The term "insured contract" is defined, in pertinent part, as:

. . . . "g. That part of any other contract or agreement pertaining to your business under which you assume the tort liability of another to pay damages because of `bodily injury' or `property damage' to a third person or organization, if the contract or agreement is made prior to the `bodily injury' or `property damage.' Tort liability means a liability that would be imposed by law in the absence of any contract or agreement."

The allegations of the controlling petition, the third party demand of Hill seeking indemnification, clearly set forth grounds that bring the claims within the scope of Dupre-Carrier's duty to defend the third party demand. The indemnification clause of the Artigue/Hill labor agreement falls within the definition of "insured contract." It is an exclusion to the exclusions of the general liability coverage. In other words, Vernon Hutchins' injuries and the indemnification to Hill may be covered under the general liability coverage.

Hill's demand does contain allegations which, if proven, subject Artigue to liability under the indemnification agreement. See Mason v. Stauffer Chemical Co., 461 So.2d 589 (La.App. 1 Cir.1984). With the finding of coverage, there exists a duty to defend. Therefore, we find no error in the trial judge's award of $7,500.

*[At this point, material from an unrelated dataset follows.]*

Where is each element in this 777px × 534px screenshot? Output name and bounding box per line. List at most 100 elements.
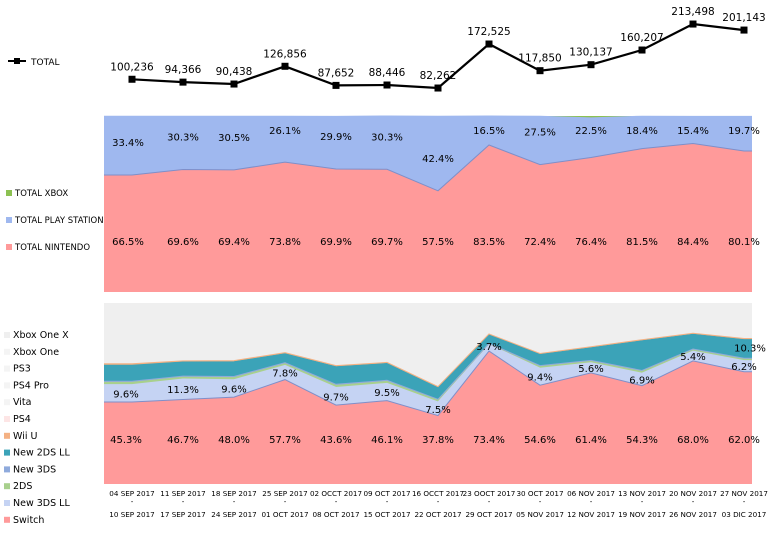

We agree as to the trial court's finding of negligence; however, the trial court erred in awarding, as an element of damages, lost profits. We affirm the award of attorney's fees in the amount of $7,500, subject to a reduction of 25%, the percentage of fault assigned to Artigue by the trial court. We reverse the judgment in favor of Artigue and against Dupre-Carrier awarding Artigue $80,625.

Costs of this appeal are assessed one-half to Dupre-Carrier and one-half to Artigue.



* HONORABLE JOSEPH E. COREIL, Retired, and HONORABLE JOHN A. PATIN, Retired, participated in this decision by appointment of the Louisiana Supreme Court as Judges Pro Tempore.